Делал дугу ссыльный поселенец, умевший, как говорили про него, не только строгать, но и слышать дерево. Бахрушин видел топорище, сделанное этим поселенцем, — хоть в музей ставь.
Дуга предназначалась не для работы, а для выездов, и оттого она была так легка, изящна и нарядна. Время, дожди и крапивная прель не разогнули ее, только почернели концы дуги от земли и выбелился под дождем круто и нравно загнутый верх ее, а все остальное светилось и играло, как и прежде, празднично, ярко, с вызовом.
— Чего уставилась? — спросил Бахрушин жену свою Анну, тихо пробравшуюся в огород. — Не узнаешь? Мы ведь под этой дугой венчаться ездили!..
Видя, что муж ее чем-то растревожен, что с таким настроением он, чего доброго, может и в самом деле через забор махнуть, Анна беспечно заявила, мол, сейчас еще лучше жить стало: в загс молодые на легковых машинах ездят — весело, быстро и красиво!
— А мне-то что! — вдруг разъярился Бахрушин, человек в общем-то добрый и бесхарактерный. — И пусть себе ездят на своих машинах! Пусть свои яблоки и груши растят!
Он бросил лопату и не через заплот, а воротами решительно покинул двор.
Явился он вечером, с песнями. Анна, долго искавшая его по всей деревне, подтягивала мужу: «Кончил, кончил курс науки и в дом родителей попал…» Пели они ту самую песню, которая так хорошо получалась у них в молодости.
Дуга до сих пор лежит у Бахрушина на сарае, а под окнами за избой, на взопревшей земле растут немыслимо высокий малинник да две яблоньки. Нынче они уродили первые яблоки, до того горькие, кислые, что от них сворачивает набок скулы и вышибает слезу из глаз.
Мальчишки гоняли по тротуару шайбу. Она щелкала звонко, летала легко и отчего-то крошилась.
Я приблизился и увидел: мальчишки играют пряником, какие в детстве нам давали по праздникам, и, бывало, прежде чем надкусишь пряник, долго слизываешь с него сладь, застывшую разводами, пятнами и лунками.
Пряник походил на маленькую далекую луну и так же, как луна, был манящ, недоступен и призрачен.
У всего экзотического две меры восприятия.

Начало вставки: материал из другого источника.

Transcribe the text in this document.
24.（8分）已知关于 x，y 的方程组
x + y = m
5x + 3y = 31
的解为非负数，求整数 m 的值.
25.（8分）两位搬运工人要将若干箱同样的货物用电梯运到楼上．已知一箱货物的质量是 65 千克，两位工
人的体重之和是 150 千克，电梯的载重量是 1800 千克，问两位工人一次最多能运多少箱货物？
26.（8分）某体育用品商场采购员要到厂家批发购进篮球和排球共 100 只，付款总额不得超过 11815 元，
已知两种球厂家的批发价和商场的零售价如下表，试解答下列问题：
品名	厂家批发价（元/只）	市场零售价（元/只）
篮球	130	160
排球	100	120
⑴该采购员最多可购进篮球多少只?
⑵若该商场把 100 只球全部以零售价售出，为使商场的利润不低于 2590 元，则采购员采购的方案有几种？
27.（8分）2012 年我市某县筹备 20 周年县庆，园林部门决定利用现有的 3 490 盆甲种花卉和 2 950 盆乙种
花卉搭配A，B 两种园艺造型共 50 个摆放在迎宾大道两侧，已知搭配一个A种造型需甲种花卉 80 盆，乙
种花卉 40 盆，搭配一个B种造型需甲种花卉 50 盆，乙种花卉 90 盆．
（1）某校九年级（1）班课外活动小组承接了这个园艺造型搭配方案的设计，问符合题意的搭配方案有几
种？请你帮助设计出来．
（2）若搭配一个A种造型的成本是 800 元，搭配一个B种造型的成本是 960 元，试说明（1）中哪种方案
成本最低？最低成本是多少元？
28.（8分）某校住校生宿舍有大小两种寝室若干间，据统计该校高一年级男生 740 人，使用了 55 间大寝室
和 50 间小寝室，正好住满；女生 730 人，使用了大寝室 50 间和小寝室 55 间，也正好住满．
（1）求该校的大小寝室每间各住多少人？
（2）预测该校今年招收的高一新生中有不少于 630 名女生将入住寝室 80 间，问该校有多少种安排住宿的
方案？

Когда наши корабли прибыли в Индонезию с дружеским визитом и пригласили на угощение здешних жителей — тех привели в восторг красные яблоки со стола, и они танцевали, держа их в высоко поднятых руках.
А уроженец самой экзотической страны, знаменитый футболист бразилец Пеле, сойдя с самолета в Подмосковье, с восторгом прошептал, увидев наш лес:
— Берьёза!
Растаял мокрый снег.
Осталось на стекле приклеившееся птичье перышко. Смятое. Тусклое и до боли сиротливое. Может, птаха малая стучала ночью клювом по стеклу, просилась в тепло, а я, тугой на ухо человек, не услышал ее, не пустил. И перышко это, как укор, белеет на стекле.
Потом обсушило солнцем стекло. Унесло куда-то перышко. А тоска осталась. Должно быть, не перезимовала птичка, не дотянула до тепла и весны, вот сердцу-то и неловко, печально. Залетело, видать, в меня перышко. Прилипло к моему сердцу.
На свадьбе говорили: живите дружно, делите горести и радости пополам.
— Радости и без жены хороши! — ответствовал современный жених.
Дитем я еще был, услышал по радио песню и по врожденной привычке с утра до вечера мозолил ее. Мне очень нравились красивые, непонятные слова: «Средь шумного бала, случайно, в тревоге мирской суеты…» Далее я слов не запомнил и о мелодии не заботился.
Иду я, значит, из школы по снежным убродам и все под нос себе повторяю: «Средь шумного бала, случайно…»
Женщина мне у въезда в поселок встретилась и долго шла впереди меня, замедлив шаги, потом обернулась и строго сказала: «Мальчик, ты неправильно поешь».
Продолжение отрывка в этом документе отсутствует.